There are so many TCK related acronyms. Sometimes it seems like they could all be lumped together. There are important differences, however, that are important for those who work with TCKs to understand.
TCK – Third Culture Kid
This is a person growing up overseas – this is the acronym we use most here.
ATCK – Adult Third Culture Kid
This is an adult who, as a child, spent a significant amount of time living overseas. They are grown up TCKs.
TCA – Third Culture Adult
This is a person living overseas long term, who moved away from their home country as an adult, but don’t immigrate.
So why do we bother making these differentiations? Aren’t they similar experiences? It’s all about people who live overseas long term, right?
Yes and no. There are certainly overlaps in the experiences of TCKs, ATCKs, and TCAs, but there are significant differences as well.
TCKs are well aware of their between-worlds status. Sometimes it feels like they fit in everywhere and nowhere. We’ve written a LOT about TCKs here – if you’re not familiar with the term, check out this post.
TCAs also live between worlds – they aren’t a part of the host culture, but they no longer fit in properly in their home culture. The big difference here is that TCAs grew up in their home culture – they understand that culture, they have a deeper affinity to it than a TCK would. They have childhood experiences and a sharing in the pop culture of that time. They do not have the issues that come with a childhood between worlds.
Speaking of childhood experiences and issues, that’s where we need the term ATCK. An ATCK is grown up. They don’t consider themselves to be TCKs – that was a long time ago, and now they’ve settled into life. ATCKs who settle in their home country especially may distance themselves from the TCK label. Regardless of their adult life, however, their TCK childhood is part of who they are. ATCKs who settle overseas (and there are a lot of them) may not seem any different to their TCA peers, but they have a different heritage, and draw from a different set of experiences.

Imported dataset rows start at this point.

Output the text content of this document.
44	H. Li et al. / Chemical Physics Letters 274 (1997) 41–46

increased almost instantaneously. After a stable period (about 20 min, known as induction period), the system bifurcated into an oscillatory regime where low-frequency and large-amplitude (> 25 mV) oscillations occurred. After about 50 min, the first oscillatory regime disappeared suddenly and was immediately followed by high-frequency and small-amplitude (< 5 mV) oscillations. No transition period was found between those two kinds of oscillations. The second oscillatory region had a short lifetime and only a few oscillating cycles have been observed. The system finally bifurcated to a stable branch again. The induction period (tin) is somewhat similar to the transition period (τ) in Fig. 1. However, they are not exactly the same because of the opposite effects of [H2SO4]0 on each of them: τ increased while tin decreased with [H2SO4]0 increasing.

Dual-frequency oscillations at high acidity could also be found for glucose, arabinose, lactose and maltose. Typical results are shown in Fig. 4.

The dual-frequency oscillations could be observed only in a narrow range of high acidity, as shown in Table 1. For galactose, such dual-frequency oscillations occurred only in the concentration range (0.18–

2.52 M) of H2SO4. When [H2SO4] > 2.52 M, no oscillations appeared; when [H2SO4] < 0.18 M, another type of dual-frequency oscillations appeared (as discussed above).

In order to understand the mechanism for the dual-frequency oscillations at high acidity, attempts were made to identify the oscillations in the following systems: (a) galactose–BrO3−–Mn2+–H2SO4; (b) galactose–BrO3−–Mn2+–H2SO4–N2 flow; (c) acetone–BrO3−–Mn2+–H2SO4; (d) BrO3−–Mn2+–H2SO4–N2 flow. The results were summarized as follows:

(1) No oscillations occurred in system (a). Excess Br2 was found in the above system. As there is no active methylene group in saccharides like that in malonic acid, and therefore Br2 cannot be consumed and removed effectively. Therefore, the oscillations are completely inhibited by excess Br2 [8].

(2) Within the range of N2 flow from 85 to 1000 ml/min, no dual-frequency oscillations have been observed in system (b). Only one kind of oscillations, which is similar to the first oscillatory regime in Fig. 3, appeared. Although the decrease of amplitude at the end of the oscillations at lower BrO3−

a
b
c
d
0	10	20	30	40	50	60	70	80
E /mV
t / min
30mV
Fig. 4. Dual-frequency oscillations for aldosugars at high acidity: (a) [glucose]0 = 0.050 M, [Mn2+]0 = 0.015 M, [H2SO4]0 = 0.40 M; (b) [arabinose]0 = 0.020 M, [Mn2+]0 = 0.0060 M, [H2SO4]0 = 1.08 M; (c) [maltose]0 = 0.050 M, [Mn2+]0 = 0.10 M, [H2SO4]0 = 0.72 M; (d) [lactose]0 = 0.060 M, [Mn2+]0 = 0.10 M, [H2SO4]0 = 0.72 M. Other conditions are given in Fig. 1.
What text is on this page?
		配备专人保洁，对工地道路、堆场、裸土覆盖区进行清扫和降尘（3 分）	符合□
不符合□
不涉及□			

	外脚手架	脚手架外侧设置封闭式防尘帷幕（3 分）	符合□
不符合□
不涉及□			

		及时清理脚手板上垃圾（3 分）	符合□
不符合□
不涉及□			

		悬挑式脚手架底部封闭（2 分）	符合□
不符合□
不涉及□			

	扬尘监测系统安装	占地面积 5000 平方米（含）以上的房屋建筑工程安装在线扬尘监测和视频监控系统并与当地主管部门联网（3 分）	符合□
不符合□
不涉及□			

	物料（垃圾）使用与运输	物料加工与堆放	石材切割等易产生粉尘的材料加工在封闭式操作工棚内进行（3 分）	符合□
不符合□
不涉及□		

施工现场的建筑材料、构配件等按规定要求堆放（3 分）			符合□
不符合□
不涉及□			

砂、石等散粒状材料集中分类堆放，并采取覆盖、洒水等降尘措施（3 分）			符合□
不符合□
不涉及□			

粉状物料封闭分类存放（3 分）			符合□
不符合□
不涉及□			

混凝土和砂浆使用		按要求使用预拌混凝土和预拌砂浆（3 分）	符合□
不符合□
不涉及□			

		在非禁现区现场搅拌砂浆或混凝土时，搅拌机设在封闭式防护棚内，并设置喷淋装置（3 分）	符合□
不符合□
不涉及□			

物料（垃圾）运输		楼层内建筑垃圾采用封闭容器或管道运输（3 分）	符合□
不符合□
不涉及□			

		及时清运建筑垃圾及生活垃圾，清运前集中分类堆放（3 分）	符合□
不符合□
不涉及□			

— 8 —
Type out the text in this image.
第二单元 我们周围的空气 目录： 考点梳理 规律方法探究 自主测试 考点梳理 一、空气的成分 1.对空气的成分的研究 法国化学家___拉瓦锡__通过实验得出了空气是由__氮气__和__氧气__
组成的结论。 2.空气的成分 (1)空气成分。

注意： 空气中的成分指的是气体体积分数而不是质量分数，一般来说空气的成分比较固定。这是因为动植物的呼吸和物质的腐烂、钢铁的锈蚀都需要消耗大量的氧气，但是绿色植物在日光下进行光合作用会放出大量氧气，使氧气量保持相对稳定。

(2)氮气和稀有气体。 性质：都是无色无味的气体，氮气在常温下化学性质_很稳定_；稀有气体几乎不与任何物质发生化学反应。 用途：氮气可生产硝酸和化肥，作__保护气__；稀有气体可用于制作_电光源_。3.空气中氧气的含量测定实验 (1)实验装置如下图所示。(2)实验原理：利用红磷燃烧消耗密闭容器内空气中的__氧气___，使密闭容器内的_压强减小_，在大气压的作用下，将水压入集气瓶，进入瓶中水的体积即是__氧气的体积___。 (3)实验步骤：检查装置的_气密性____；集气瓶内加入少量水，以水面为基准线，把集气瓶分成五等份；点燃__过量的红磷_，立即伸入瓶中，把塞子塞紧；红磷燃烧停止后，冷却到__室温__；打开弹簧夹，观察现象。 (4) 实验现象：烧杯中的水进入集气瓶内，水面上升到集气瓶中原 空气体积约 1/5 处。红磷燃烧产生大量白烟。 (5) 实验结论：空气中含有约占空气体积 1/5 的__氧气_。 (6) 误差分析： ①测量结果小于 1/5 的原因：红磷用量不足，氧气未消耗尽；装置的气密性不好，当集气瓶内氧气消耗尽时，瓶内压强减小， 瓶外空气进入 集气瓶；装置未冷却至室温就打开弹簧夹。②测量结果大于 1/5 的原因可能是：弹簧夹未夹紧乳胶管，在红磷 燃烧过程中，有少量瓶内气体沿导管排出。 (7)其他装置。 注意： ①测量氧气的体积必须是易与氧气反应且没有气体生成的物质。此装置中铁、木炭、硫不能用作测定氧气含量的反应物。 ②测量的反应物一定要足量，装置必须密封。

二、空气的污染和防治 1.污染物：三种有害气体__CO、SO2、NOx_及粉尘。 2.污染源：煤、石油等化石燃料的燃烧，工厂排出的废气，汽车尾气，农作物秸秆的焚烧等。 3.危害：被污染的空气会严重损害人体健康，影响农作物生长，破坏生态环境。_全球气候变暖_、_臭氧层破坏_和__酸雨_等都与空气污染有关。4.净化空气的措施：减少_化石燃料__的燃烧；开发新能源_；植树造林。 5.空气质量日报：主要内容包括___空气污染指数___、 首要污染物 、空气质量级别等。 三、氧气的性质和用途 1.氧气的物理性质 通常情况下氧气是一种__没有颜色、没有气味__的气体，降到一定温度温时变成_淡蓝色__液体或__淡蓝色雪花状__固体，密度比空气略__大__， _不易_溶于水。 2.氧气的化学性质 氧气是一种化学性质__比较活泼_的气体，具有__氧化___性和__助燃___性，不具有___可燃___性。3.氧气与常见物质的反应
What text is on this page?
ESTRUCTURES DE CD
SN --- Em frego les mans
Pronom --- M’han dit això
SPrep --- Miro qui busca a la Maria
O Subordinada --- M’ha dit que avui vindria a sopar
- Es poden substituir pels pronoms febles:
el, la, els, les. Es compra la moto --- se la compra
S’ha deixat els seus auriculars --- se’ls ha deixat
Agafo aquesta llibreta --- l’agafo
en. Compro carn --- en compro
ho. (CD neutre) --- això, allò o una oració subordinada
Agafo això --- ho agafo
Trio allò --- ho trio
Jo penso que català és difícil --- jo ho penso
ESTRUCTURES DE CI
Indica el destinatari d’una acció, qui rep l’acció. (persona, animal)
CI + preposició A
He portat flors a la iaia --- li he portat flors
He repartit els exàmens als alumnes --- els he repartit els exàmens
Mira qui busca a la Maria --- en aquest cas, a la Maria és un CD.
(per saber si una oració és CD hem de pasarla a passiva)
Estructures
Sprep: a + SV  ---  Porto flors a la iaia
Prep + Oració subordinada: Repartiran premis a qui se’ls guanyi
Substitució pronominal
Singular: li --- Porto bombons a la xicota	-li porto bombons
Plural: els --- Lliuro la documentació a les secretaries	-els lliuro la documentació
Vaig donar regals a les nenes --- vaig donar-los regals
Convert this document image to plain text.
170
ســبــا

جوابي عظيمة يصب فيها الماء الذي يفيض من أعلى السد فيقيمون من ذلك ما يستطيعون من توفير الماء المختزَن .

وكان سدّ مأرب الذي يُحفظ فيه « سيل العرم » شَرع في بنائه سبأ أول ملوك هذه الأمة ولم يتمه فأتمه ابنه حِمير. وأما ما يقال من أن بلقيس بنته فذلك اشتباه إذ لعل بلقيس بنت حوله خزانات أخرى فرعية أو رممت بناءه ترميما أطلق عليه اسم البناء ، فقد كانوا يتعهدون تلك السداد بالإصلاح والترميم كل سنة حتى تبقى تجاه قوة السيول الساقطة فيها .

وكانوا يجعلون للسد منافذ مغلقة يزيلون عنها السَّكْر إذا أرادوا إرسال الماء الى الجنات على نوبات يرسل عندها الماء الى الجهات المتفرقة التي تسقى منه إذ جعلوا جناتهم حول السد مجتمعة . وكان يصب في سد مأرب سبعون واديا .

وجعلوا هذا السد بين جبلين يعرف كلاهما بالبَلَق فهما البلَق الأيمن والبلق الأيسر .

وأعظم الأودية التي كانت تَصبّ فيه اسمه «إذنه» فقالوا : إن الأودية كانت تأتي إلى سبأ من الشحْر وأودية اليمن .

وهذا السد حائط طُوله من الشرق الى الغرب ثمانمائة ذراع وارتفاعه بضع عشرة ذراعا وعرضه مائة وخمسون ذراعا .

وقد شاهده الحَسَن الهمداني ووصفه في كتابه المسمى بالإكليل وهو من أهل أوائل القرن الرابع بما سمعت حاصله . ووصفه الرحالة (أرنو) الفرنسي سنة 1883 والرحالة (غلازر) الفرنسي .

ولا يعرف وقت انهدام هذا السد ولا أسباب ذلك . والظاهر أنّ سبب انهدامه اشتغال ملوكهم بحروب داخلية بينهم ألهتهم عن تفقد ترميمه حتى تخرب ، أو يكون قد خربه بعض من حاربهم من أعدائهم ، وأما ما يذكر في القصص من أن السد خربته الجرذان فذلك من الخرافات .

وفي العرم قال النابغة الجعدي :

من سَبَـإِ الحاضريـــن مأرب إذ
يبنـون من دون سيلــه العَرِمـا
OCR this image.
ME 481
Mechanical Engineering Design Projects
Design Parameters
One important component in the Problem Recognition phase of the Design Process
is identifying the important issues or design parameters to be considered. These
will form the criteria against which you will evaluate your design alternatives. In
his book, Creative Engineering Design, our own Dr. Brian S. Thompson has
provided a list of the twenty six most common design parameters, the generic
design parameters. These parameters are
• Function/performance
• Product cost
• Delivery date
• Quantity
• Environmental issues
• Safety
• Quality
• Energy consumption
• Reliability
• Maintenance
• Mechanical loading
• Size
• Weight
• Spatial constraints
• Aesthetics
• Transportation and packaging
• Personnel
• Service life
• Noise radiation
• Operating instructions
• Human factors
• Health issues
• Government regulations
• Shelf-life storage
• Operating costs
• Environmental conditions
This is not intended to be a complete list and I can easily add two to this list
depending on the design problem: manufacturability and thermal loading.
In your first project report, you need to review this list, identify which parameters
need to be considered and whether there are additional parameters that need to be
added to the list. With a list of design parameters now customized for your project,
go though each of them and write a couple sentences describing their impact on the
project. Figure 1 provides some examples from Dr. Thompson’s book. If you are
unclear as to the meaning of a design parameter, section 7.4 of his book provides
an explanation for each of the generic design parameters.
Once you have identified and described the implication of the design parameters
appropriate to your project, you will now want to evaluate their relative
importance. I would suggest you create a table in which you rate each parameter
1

These three terms are like a set of overlapping circles (venn diagram style) – there are places of shared experience, and areas in which their experiences are different. TCKs, ATCKs, and TCAs all have international experiences that shape them and influence their sense of identity. Those shaping experiences and influences mean they will often feel at home with people in their own category – that’s natural, as they have something important in common. It’s like coming across someone from the same hometown, or who went to the same university, or plays the same unusual sport – there are things common to you that most others won’t understand.
I have seen a lot of chatter on the internet about whether these labels are positive or negative – whether they are helpful or harmful. While I understand the desire to avoid stigma, I think that these labels are helpful, as long as they are used to breed understanding and not to clump a bunch of people together and say they are the same – that’s just stereotyping. Within all three categories there is of course huge variety – people with wildly different experiences, and who have responded to them in very different ways.
A sense of belonging is something that many TCKs/ATCKs/TCAs struggle with – feeling like they belong in two or more places, but belonging nowhere at the same time. These terms identify the place where an international person belongs, regardless of geography. In the end, isn’t it nice to belong somewhere?